I’ve spent more Super Bowl Sundays than I can count standing at the back of the room, trying to figure out what the hell I was missing. Every Thanksgiving, every long weekend, every "American ritual" came with a side of football. Loud, expected, and everywhere. It was just assumed: the game would be on, and we would care. But I didn’t. Not until, briefly, I almost did.
When my dad worked with the LA Clippers during the "Lob City" era, I went to a lot of games. Chris Paul, Blake Griffin, DeAndre Jordan. The team had a specific energy involving swagger and chaos. For a minute, it made sense. I started to recognize the players, pay attention to the stats, and follow the storylines. I actually started to believe in "my team." More than that, I could finally connect with friends and family in a language I’d always been shut out of. I could talk about trades and share that "inside-baseball" energy. For once, I wasn’t on the edge. I was in.
Then they were gone. A string of trades, ownership drama, and front-office shakeups wiped the roster clean. The team was reshuffled into something unrecognizable. It felt cheap, like a magic trick you weren't supposed to see from the side. New floors, different walls, no trace of what once mattered. It hit hard. I’d finally started to buy in, and the whole thing turned out to be paper-thin. I wasn’t watching a "culture." I was watching a business doing business.
That moment stuck with me. The more I look at how culture is packaged and sold, the more that Clippers era makes sense. Especially now, as I watch the country drift toward something colder. I am watching ritual become spectacle and meaning turn into merchandise. Sports is one of the last mass rituals we have. For men especially, who are often taught not to grieve or cry, sports is the one safe zone. You can scream, sob, or hug a stranger and call it passion. (Though in my house, my mom was usually the loudest one yelling at the screen). A win feels like redemption and a loss feels personal. But peel back the surface and it’s just commerce.
Everything is for sale. Even the pauses are monetized: “This Home Depot halftime report is brought to you by Samsung, here at the Smoothie King Center.” It’s absurd. Every beat of silence is sold off. You’re never allowed to forget who owns the moment or what they want you to buy. Like reality TV, it simulates intimacy. You follow the lives and pick villains, but at the end of the day, it belongs to someone else. We don’t really ask what we’re getting out of this. Sports gives us the performance of connection and purpose, but not the real versions. It scratches the itch just enough that we stop looking elsewhere. When your favorite player gets traded or benched for being a "PR liability," you’re reminded: this whole thing is conditional.
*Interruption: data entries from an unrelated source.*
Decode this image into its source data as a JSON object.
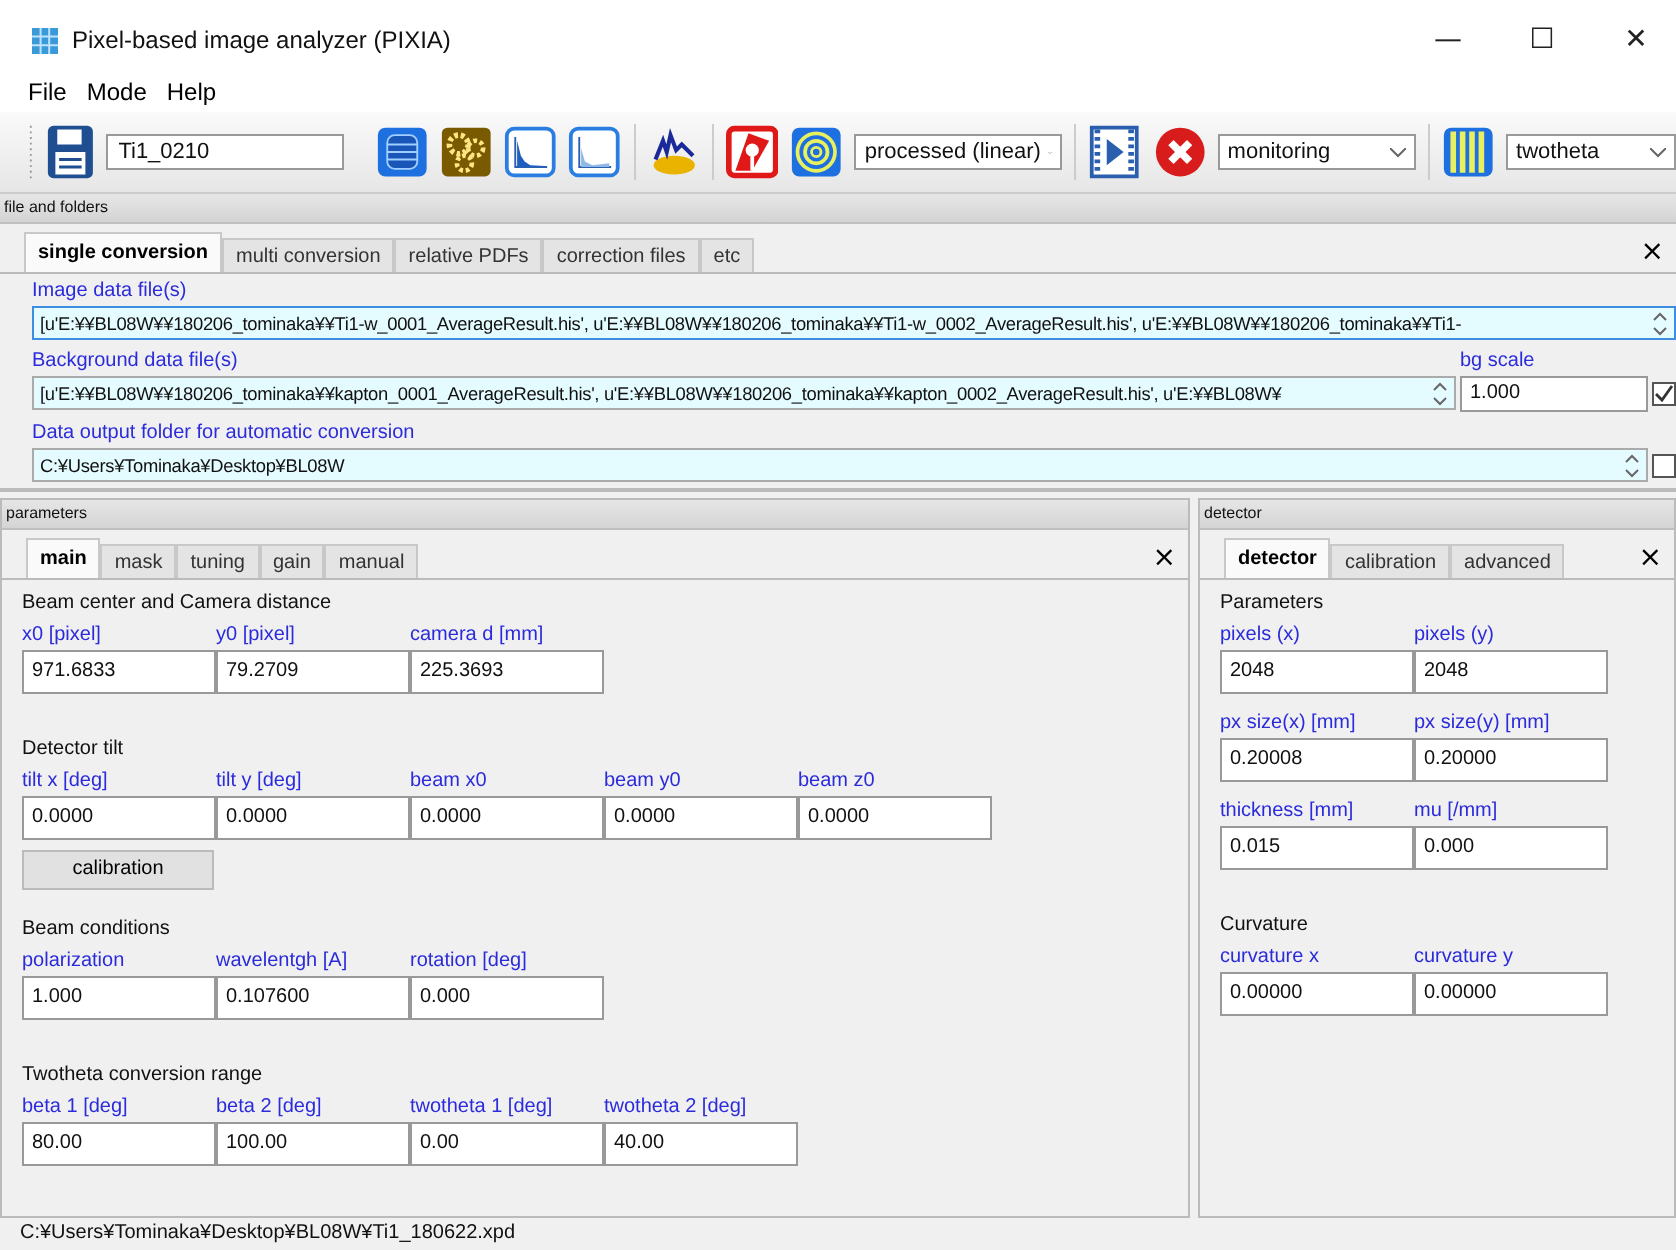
{
  "window": {
    "title": "Pixel-based image analyzer (PIXIA)",
    "controls": [
      "—",
      "☐",
      "✕"
    ]
  },
  "menu": [
    "File",
    "Mode",
    "Help"
  ],
  "toolbar": {
    "name_field": "Ti1_0210",
    "dropdowns": [
      "processed (linear)",
      "monitoring",
      "twotheta"
    ]
  },
  "file_panel": {
    "title": "file and folders",
    "close": "×",
    "tabs": [
      {
        "label": "single conversion",
        "selected": true
      },
      {
        "label": "multi conversion",
        "selected": false
      },
      {
        "label": "relative PDFs",
        "selected": false
      },
      {
        "label": "correction files",
        "selected": false
      },
      {
        "label": "etc",
        "selected": false
      }
    ],
    "image_files": {
      "label": "Image data file(s)",
      "value": "[u'E:¥¥BL08W¥¥180206_tominaka¥¥Ti1-w_0001_AverageResult.his', u'E:¥¥BL08W¥¥180206_tominaka¥¥Ti1-w_0002_AverageResult.his', u'E:¥¥BL08W¥¥180206_tominaka¥¥Ti1-"
    },
    "background_files": {
      "label": "Background data file(s)",
      "value": "[u'E:¥¥BL08W¥¥180206_tominaka¥¥kapton_0001_AverageResult.his', u'E:¥¥BL08W¥¥180206_tominaka¥¥kapton_0002_AverageResult.his', u'E:¥¥BL08W¥"
    },
    "bg_scale": {
      "label": "bg scale",
      "value": "1.000",
      "checked": true
    },
    "output_folder": {
      "label": "Data output folder for automatic conversion",
      "value": "C:¥Users¥Tominaka¥Desktop¥BL08W",
      "checked": false
    }
  },
  "parameters": {
    "title": "parameters",
    "close": "×",
    "tabs": [
      {
        "label": "main",
        "selected": true
      },
      {
        "label": "mask",
        "selected": false
      },
      {
        "label": "tuning",
        "selected": false
      },
      {
        "label": "gain",
        "selected": false
      },
      {
        "label": "manual",
        "selected": false
      }
    ],
    "sections": [
      {
        "heading": "Beam center and Camera distance",
        "fields": [
          {
            "label": "x0 [pixel]",
            "value": "971.6833"
          },
          {
            "label": "y0 [pixel]",
            "value": "79.2709"
          },
          {
            "label": "camera d [mm]",
            "value": "225.3693"
          }
        ]
      },
      {
        "heading": "Detector tilt",
        "fields": [
          {
            "label": "tilt x [deg]",
            "value": "0.0000"
          },
          {
            "label": "tilt y [deg]",
            "value": "0.0000"
          },
          {
            "label": "beam x0",
            "value": "0.0000"
          },
          {
            "label": "beam y0",
            "value": "0.0000"
          },
          {
            "label": "beam z0",
            "value": "0.0000"
          }
        ],
        "button": "calibration"
      },
      {
        "heading": "Beam conditions",
        "fields": [
          {
            "label": "polarization",
            "value": "1.000"
          },
          {
            "label": "wavelentgh [A]",
            "value": "0.107600"
          },
          {
            "label": "rotation [deg]",
            "value": "0.000"
          }
        ]
      },
      {
        "heading": "Twotheta conversion range",
        "fields": [
          {
            "label": "beta 1 [deg]",
            "value": "80.00"
          },
          {
            "label": "beta 2 [deg]",
            "value": "100.00"
          },
          {
            "label": "twotheta 1 [deg]",
            "value": "0.00"
          },
          {
            "label": "twotheta 2 [deg]",
            "value": "40.00"
          }
        ]
      }
    ]
  },
  "detector": {
    "title": "detector",
    "close": "×",
    "tabs": [
      {
        "label": "detector",
        "selected": true
      },
      {
        "label": "calibration",
        "selected": false
      },
      {
        "label": "advanced",
        "selected": false
      }
    ],
    "sections": [
      {
        "heading": "Parameters",
        "fields": [
          {
            "label": "pixels (x)",
            "value": "2048"
          },
          {
            "label": "pixels (y)",
            "value": "2048"
          },
          {
            "label": "px size(x) [mm]",
            "value": "0.20008"
          },
          {
            "label": "px size(y) [mm]",
            "value": "0.20000"
          },
          {
            "label": "thickness [mm]",
            "value": "0.015"
          },
          {
            "label": "mu [/mm]",
            "value": "0.000"
          }
        ]
      },
      {
        "heading": "Curvature",
        "fields": [
          {
            "label": "curvature x",
            "value": "0.00000"
          },
          {
            "label": "curvature y",
            "value": "0.00000"
          }
        ]
      }
    ]
  },
  "status_bar": "C:¥Users¥Tominaka¥Desktop¥BL08W¥Ti1_180622.xpd"
}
It wasn’t always this polished. Sports used to come from the dirt through working-class energy, streetball, and union leagues. Athletes weren’t "brands." They were people with real stakes. Muhammad Ali lost his title and his prime years because he refused to fight in a war he didn't believe in. Billie Jean King went to war with the tennis establishment for equal pay. These weren’t endorsements. They were risks. These people had everything to lose, and they were still close enough to the people in the cheap seats to speak for them. Now, players are assets. Teams are portfolio holdings. Fans are treated like a permanent subscription with no refunds. We see billionaires standing cage-side at UFC fights while athletes get bloodied for $50k, yet WNBA players are called "greedy" for wanting more than 9% of league revenue. The market doesn't want truth; it wants predictability. It wants bland, apolitical content that can be licensed and packaged.
You can still find the real stuff if you know where to look. You see it in WNBA players walking out during the anthem. These are women who don’t just play with less spotlight, but live with less of a cushion. When you have less to lose, you’re freer to speak the truth. You see it in fans organizing to stop ticket hikes, or in local leagues run by and for the community. You see it in pick-up games at the park, where nothing is for sale and everything is earned. Beneath the ads, the spark is stubborn.
This isn’t really about sports. It’s about what we do with our attention. It’s about how power uses spectacle to distract and divide. For a second, I thought I’d found something worth rooting for. I got to feel what it was like to belong. And even though I "saw the wires," I don't think it was worthless. There is something real in the way people love this. The joy and the heartbreak isn't fake. Whole families bond over it. But once you see how it’s built, you can’t unsee it. You don’t have to be a sports fan to ask who owns the game, who benefits, and what we’re missing while the lights are on and the anthem is playing. Because if the game is rigged, what the hell are we cheering for?